# Sage BE cleaning question



## skylark (Feb 27, 2018)

I've no cleaning regime in place for my machine of 10mths and its never prompted for a clean. Rarely gets used, maybe one or two cups a week. I've seen Puff Caly mentioned a few times on the forum and intend to get some. But what's best, tablet or powder form for the BEs small 54mm basket? Also .. us the PC milk wand cleaner any good?


----------



## ajohn (Sep 23, 2017)

You could use puly cafe tablets. Probably a good idea if your BE disk has a hole in the centre. It blocks the hole for a while. Follow the manual. I only cleaned mine when it told me too. That didn't cause me any problems but the machine is used several times daily so not much time for things to dry out. I did clean behind the shower screen more often.

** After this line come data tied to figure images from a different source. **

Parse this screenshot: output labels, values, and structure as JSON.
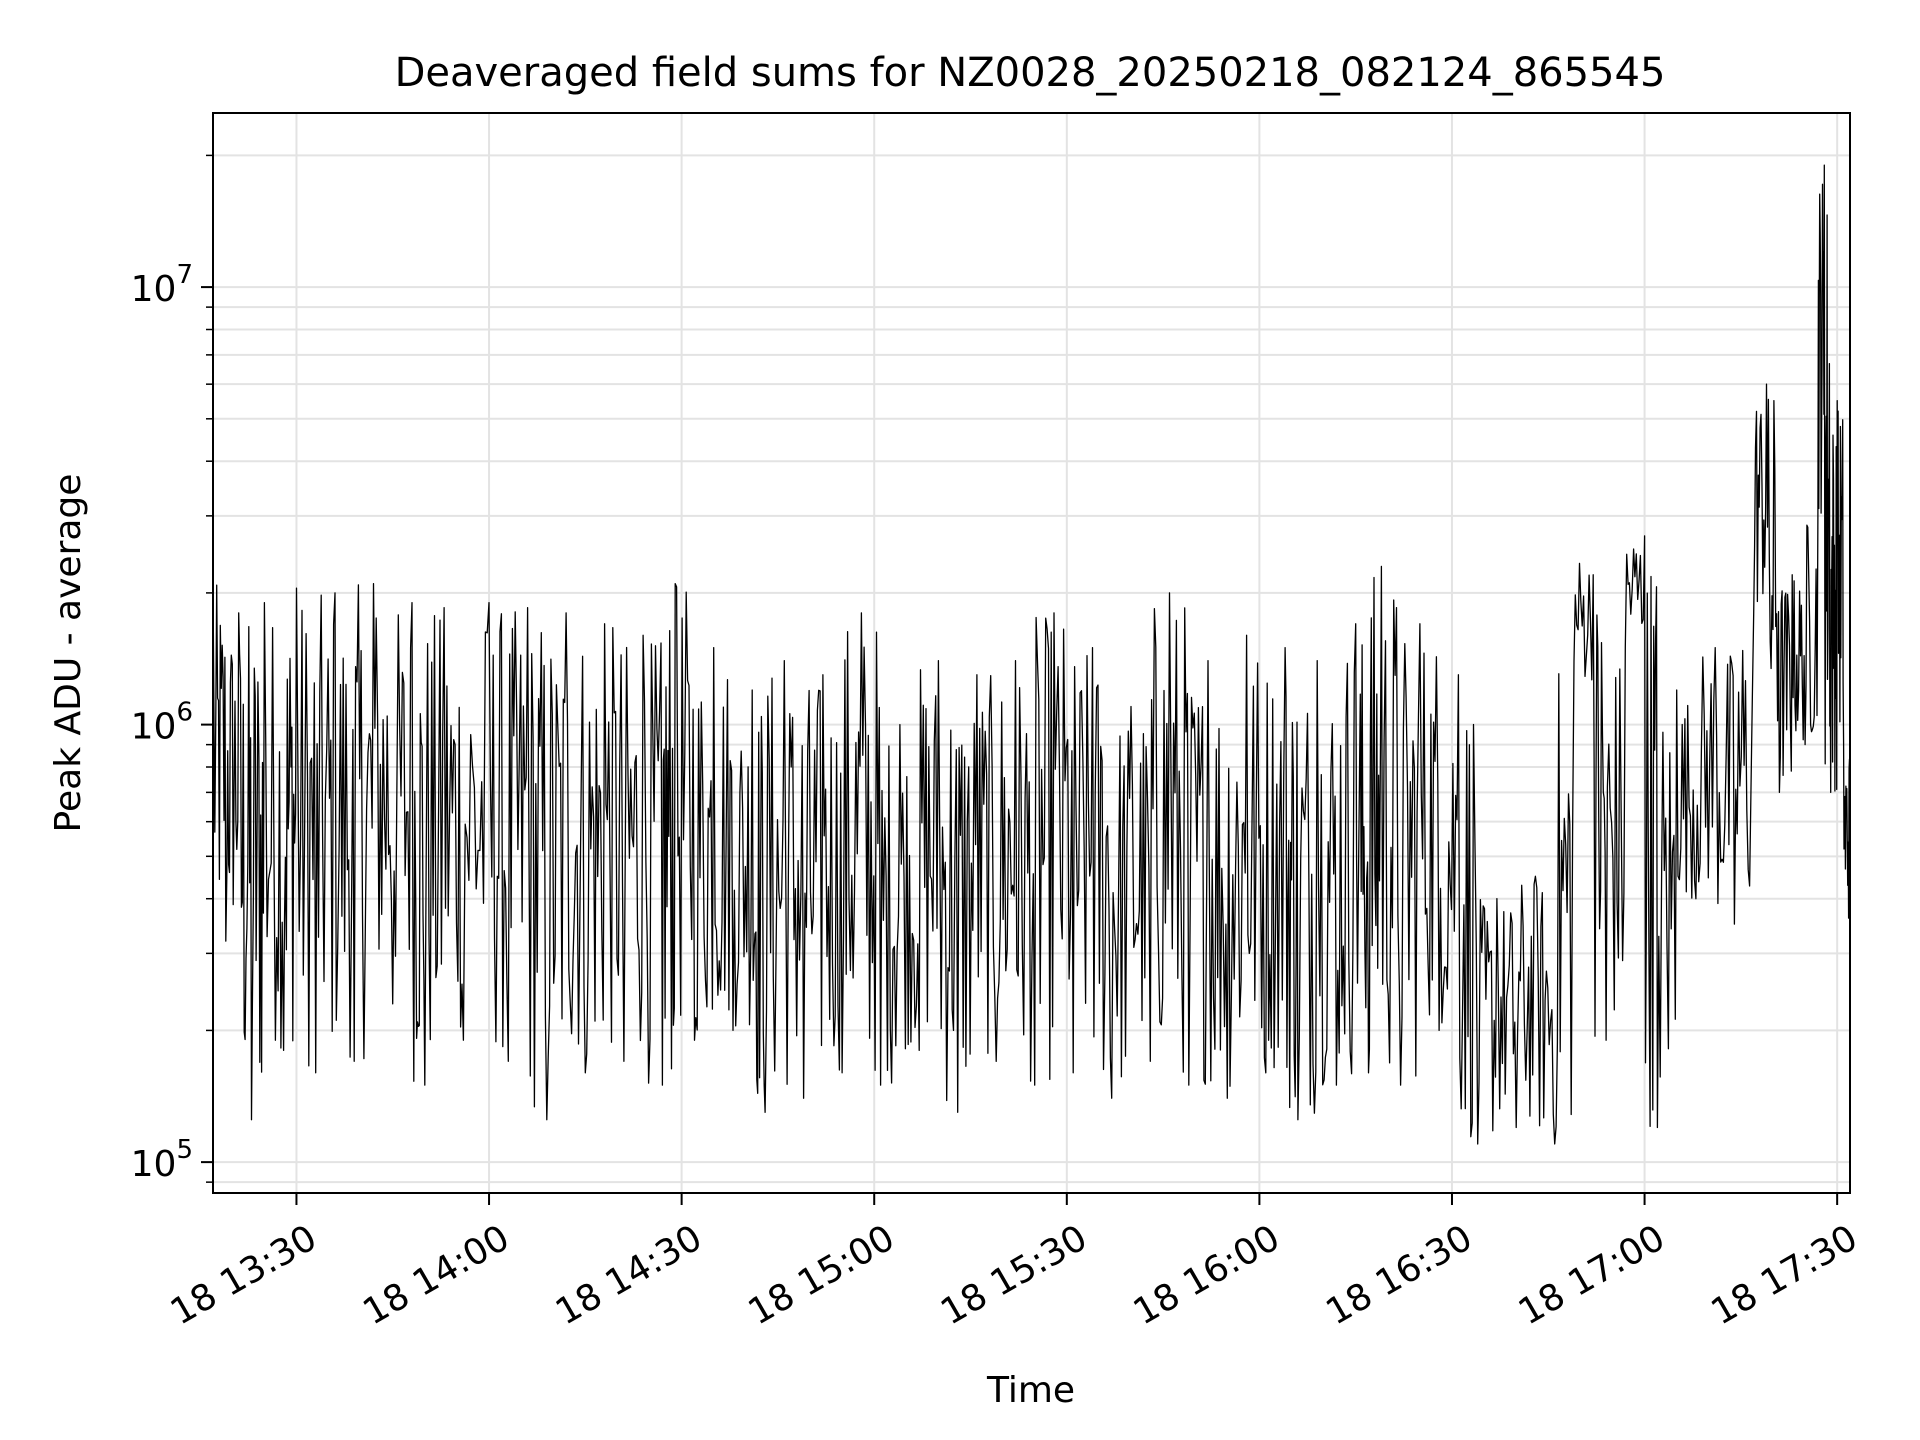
{
  "chart_data": {
    "type": "line",
    "title": "Deaveraged field sums for NZ0028_20250218_082124_865545",
    "xlabel": "Time",
    "ylabel": "Peak ADU - average",
    "yscale": "log",
    "xlim": [
      "18 13:17",
      "18 17:32"
    ],
    "ylim": [
      85000,
      25000000
    ],
    "x_ticks": [
      "18 13:30",
      "18 14:00",
      "18 14:30",
      "18 15:00",
      "18 15:30",
      "18 16:00",
      "18 16:30",
      "18 17:00",
      "18 17:30"
    ],
    "y_ticks": [
      {
        "base": "10",
        "exp": "5",
        "value": 100000
      },
      {
        "base": "10",
        "exp": "6",
        "value": 1000000
      },
      {
        "base": "10",
        "exp": "7",
        "value": 10000000
      }
    ],
    "grid": true,
    "line_color": "#000000",
    "series": [
      {
        "description_points": "approximate envelope of the dense noisy signal (time, value)",
        "points": [
          [
            "18 13:17",
            2100000
          ],
          [
            "18 13:19",
            320000
          ],
          [
            "18 13:21",
            1800000
          ],
          [
            "18 13:23",
            125000
          ],
          [
            "18 13:25",
            1900000
          ],
          [
            "18 13:28",
            180000
          ],
          [
            "18 13:30",
            2050000
          ],
          [
            "18 13:33",
            160000
          ],
          [
            "18 13:36",
            2000000
          ],
          [
            "18 13:39",
            170000
          ],
          [
            "18 13:42",
            2100000
          ],
          [
            "18 13:45",
            230000
          ],
          [
            "18 13:48",
            1900000
          ],
          [
            "18 13:50",
            150000
          ],
          [
            "18 13:53",
            1850000
          ],
          [
            "18 13:56",
            190000
          ],
          [
            "18 14:00",
            1900000
          ],
          [
            "18 14:03",
            170000
          ],
          [
            "18 14:06",
            1850000
          ],
          [
            "18 14:09",
            125000
          ],
          [
            "18 14:12",
            1800000
          ],
          [
            "18 14:15",
            160000
          ],
          [
            "18 14:18",
            1700000
          ],
          [
            "18 14:21",
            170000
          ],
          [
            "18 14:24",
            1600000
          ],
          [
            "18 14:27",
            150000
          ],
          [
            "18 14:29",
            2100000
          ],
          [
            "18 14:32",
            190000
          ],
          [
            "18 14:35",
            1500000
          ],
          [
            "18 14:38",
            200000
          ],
          [
            "18 14:41",
            1200000
          ],
          [
            "18 14:43",
            130000
          ],
          [
            "18 14:46",
            1400000
          ],
          [
            "18 14:49",
            140000
          ],
          [
            "18 14:52",
            1300000
          ],
          [
            "18 14:55",
            160000
          ],
          [
            "18 14:58",
            1800000
          ],
          [
            "18 15:01",
            150000
          ],
          [
            "18 15:04",
            1000000
          ],
          [
            "18 15:07",
            180000
          ],
          [
            "18 15:10",
            1400000
          ],
          [
            "18 15:13",
            130000
          ],
          [
            "18 15:16",
            1300000
          ],
          [
            "18 15:19",
            170000
          ],
          [
            "18 15:22",
            1400000
          ],
          [
            "18 15:25",
            150000
          ],
          [
            "18 15:28",
            1800000
          ],
          [
            "18 15:31",
            160000
          ],
          [
            "18 15:34",
            1500000
          ],
          [
            "18 15:37",
            140000
          ],
          [
            "18 15:40",
            1100000
          ],
          [
            "18 15:43",
            170000
          ],
          [
            "18 15:46",
            2000000
          ],
          [
            "18 15:49",
            150000
          ],
          [
            "18 15:52",
            1400000
          ],
          [
            "18 15:55",
            140000
          ],
          [
            "18 15:58",
            1600000
          ],
          [
            "18 16:01",
            160000
          ],
          [
            "18 16:04",
            1500000
          ],
          [
            "18 16:06",
            125000
          ],
          [
            "18 16:09",
            1400000
          ],
          [
            "18 16:12",
            150000
          ],
          [
            "18 16:15",
            1700000
          ],
          [
            "18 16:17",
            160000
          ],
          [
            "18 16:19",
            2300000
          ],
          [
            "18 16:22",
            150000
          ],
          [
            "18 16:25",
            1700000
          ],
          [
            "18 16:28",
            200000
          ],
          [
            "18 16:31",
            1300000
          ],
          [
            "18 16:34",
            110000
          ],
          [
            "18 16:37",
            400000
          ],
          [
            "18 16:40",
            120000
          ],
          [
            "18 16:43",
            450000
          ],
          [
            "18 16:46",
            110000
          ],
          [
            "18 16:49",
            1400000
          ],
          [
            "18 16:52",
            2200000
          ],
          [
            "18 16:54",
            190000
          ],
          [
            "18 16:57",
            1500000
          ],
          [
            "18 17:00",
            2700000
          ],
          [
            "18 17:02",
            120000
          ],
          [
            "18 17:05",
            1200000
          ],
          [
            "18 17:08",
            400000
          ],
          [
            "18 17:11",
            1500000
          ],
          [
            "18 17:14",
            350000
          ],
          [
            "18 17:17",
            1800000
          ],
          [
            "18 17:19",
            6000000
          ],
          [
            "18 17:21",
            700000
          ],
          [
            "18 17:23",
            2200000
          ],
          [
            "18 17:25",
            900000
          ],
          [
            "18 17:27",
            3000000
          ],
          [
            "18 17:28",
            19000000
          ],
          [
            "18 17:29",
            700000
          ],
          [
            "18 17:30",
            5500000
          ],
          [
            "18 17:31",
            900000
          ],
          [
            "18 17:32",
            350000
          ]
        ]
      }
    ]
  }
}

Hard to say in your case but I might be inclined to do it once a month or bi monthly. Don't forget to remove the shower screen and clean that and what's behind it as well.

I don't know how long it takes you to empty the tank but personally I would worry about that. My machines get refilled more or less daily.

You can also use puly descaling powder. That will help keep the steam wand clean internally. Details of what to do in the manual. I have unblocked it once by simply leaving the end in hot water for 1/2hr.







I only blocked it once though. Unlikely to happen if it's it wiped clean with a damp cloth and given a good blast of steam after frothing. I damp a small part of a small cloth via the hot water outlet to wipe it clean - small part as it gets rather hot.

John

-


----------



## skylark (Feb 27, 2018)

Thanks for that. I've never cleaned the shower head either, is I easy enough to do? Guess I really need to spring clean the machine eh


----------



## ajohn (Sep 23, 2017)

I blunt knife can be used to get the shower screen out taking care not to damage the silicone rubber ring around it. I found an Amazon filter basket removal tool ideal but as they are a bit sharp in places a bit of care is needed. Which ever the shower screen needs levering out. Then it's easy to remove the seal.

They provide a hex key to remove the screw that holds the screen in place.








On youtube some empty the hopper etc and turn the machine over or on it's side. I just put as small mirror on the drip tray so that I can see what I am doing.

John

-


----------



## jonaslt (Jan 10, 2019)

Hello,

This is my first post on the forum. Hopefully I will be able to acquire decent knowledge to perfect my coffee making.

I have recently bought Sage BE and have been using it lately with variable success. But it is fun!

I have been prompted to do the cleaning for the first time. I have a question - once I started the procedure with disc and tablet in the portafilter, with every step the pressure seems to go to the high limit and no output is coming through portafilter. Is it normal? What could be the reason?

Also, does the cleaning disk have a hole in it?

Anybody experienced anything similar?

Thanks!


----------



## skylark (Feb 27, 2018)

Might help to look at this post

https://r.tapatalk.com/shareLink?url=https%3A%2F%2Fcoffeeforums%2Eco%2Euk%2Fshowthread%2Ephp%3Ft%3D48009&share_tid=48009&share_fid=6813&share_type=t

Seems normal enough on a BE.


----------